En ningún momento he cuestionado la necesidad de fortalecer, mejorar o incluso reestructurar al Poder Judicial. Todos los que hemos sido testigos de las debilidades del sistema legal —lo frágil y costoso que resulta buscar justicia— lo sabemos. Pero la realidad es que, para el Ejecutivo, el objetivo de la reforma no era mejorar la justicia: lo que buscaban era el control absoluto de ese poder. Así lo planteó Andrés Manuel López Obrador en su férrea y frontal lucha contra los ministros que frenaron varios de sus proyectos por ser inconstitucionales.

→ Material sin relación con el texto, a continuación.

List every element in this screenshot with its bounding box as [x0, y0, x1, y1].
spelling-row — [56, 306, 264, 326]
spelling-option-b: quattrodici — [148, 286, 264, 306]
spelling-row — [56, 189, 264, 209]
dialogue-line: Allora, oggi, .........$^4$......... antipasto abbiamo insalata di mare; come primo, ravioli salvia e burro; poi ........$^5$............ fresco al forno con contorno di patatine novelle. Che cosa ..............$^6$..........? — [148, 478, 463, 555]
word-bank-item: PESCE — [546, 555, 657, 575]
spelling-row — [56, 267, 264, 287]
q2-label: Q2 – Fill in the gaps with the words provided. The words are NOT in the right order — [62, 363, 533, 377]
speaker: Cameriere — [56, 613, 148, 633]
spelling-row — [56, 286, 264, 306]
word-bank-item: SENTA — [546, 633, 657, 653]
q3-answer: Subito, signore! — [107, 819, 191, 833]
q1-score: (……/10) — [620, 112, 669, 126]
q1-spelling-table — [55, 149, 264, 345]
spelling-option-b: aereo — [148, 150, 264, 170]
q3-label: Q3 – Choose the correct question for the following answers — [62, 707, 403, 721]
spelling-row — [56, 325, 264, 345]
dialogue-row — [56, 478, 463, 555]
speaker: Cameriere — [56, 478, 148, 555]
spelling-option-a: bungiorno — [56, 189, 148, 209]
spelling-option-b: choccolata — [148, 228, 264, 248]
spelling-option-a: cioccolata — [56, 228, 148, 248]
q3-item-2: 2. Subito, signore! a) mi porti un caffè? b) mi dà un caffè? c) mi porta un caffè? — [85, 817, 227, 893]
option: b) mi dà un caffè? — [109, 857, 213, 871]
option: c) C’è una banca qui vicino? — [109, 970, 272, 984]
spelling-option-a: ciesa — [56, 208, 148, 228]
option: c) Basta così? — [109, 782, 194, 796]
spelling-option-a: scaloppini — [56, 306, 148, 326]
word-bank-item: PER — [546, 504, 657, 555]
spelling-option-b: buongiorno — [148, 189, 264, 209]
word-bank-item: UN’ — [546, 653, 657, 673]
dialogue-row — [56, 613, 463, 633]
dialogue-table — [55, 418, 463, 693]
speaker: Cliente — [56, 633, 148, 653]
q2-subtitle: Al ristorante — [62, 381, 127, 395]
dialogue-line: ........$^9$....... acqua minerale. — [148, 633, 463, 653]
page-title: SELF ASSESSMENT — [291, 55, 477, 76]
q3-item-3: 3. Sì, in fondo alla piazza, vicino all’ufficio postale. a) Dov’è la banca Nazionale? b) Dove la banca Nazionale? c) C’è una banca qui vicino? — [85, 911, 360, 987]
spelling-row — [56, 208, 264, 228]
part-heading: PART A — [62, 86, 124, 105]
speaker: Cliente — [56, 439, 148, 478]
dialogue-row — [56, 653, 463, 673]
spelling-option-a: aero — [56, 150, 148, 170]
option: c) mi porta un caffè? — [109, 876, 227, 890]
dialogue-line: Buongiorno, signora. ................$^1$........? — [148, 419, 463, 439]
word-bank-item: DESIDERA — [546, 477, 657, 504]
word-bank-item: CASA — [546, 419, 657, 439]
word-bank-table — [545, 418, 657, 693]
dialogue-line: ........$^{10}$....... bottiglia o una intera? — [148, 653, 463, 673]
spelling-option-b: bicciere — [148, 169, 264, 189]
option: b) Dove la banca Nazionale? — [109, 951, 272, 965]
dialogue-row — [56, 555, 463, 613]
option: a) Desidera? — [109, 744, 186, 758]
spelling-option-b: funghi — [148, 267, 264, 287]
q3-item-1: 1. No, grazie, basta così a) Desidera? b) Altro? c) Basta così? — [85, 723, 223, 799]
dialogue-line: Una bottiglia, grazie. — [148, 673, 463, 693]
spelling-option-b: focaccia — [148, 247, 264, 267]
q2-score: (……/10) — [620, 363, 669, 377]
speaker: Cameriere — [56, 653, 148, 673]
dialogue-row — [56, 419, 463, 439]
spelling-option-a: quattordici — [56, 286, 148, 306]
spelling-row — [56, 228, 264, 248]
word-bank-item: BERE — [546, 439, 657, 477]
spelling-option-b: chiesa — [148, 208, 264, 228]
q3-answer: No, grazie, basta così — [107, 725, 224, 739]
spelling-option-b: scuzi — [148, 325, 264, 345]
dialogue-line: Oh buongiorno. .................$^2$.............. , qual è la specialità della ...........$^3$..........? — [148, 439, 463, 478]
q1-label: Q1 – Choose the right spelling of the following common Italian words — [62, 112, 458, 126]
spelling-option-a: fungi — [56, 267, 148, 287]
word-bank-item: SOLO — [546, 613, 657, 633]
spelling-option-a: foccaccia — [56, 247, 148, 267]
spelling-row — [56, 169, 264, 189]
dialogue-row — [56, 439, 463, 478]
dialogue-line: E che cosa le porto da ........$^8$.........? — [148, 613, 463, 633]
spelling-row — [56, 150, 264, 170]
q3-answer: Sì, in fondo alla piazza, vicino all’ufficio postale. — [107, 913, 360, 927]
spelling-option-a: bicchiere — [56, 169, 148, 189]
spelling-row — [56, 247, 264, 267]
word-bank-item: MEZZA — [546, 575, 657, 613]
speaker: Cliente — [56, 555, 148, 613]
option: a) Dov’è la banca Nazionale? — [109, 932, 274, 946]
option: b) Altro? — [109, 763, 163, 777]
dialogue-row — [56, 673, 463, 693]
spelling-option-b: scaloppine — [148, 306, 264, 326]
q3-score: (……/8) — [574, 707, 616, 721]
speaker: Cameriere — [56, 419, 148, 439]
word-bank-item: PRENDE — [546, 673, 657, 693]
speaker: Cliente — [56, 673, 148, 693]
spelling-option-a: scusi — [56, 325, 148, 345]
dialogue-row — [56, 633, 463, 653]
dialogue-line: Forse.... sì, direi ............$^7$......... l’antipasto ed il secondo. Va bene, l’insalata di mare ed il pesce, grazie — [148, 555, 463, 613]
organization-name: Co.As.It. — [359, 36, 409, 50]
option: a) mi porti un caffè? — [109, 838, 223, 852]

En la Suprema Corte de Justicia, su absolutismo encontró el contrapeso que la oposición nunca logró ejercer. Por ello, preparando su salida, se encargó de elegir a representantes y candidatos que garantizaran obediencia total. Les dejó una instrucción clara: aprobar en el Congreso la reforma al Poder Judicial. Estos, a su vez, pasaron la propuesta sin análisis, sin revisión, sin cuestionamientos. La aprobaron, y hoy vemos el resultado.
Sobre ellos recaerá la responsabilidad, y espero que la historia los coloque en el lugar que les corresponde. Pero también recaerá sobre nosotros, los ciudadanos, por no haber impuesto un freno mediante una participación real frente al autoritarismo del gobierno.
México es el único país que tenemos, el que dejaremos a nuestros hijos, y por el que todos debimos haber peleado. Tengo amigos y conocidos a quienes respeto profundamente y que hicieron un llamado a no votar; sin embargo, no votar solo facilitó el camino a las estructuras de Morena. La propia ley jamás contempló un mecanismo de reversión en caso de falta de respaldo o de una alta abstención ciudadana. No obstante, a partir de hoy tendremos nuevos ministros, magistrados y jueces, y en su gran mayoría serán fieles y leales a la ideología de un partido, no a los mexicanos. Y eso, mis queridos amigos, va en contra de todos los ciudadanos, en contra de la justicia, en contra de las libertades.
En conclusión, la democracia no muere de un día para otro: se debilita cada vez que la ciudadanía calla, concede, se ausenta o renuncia a su responsabilidad. Hoy, más que nunca, es evidente que un poder sin contrapesos no busca justicia ni igualdad, sino que solo exige obediencia.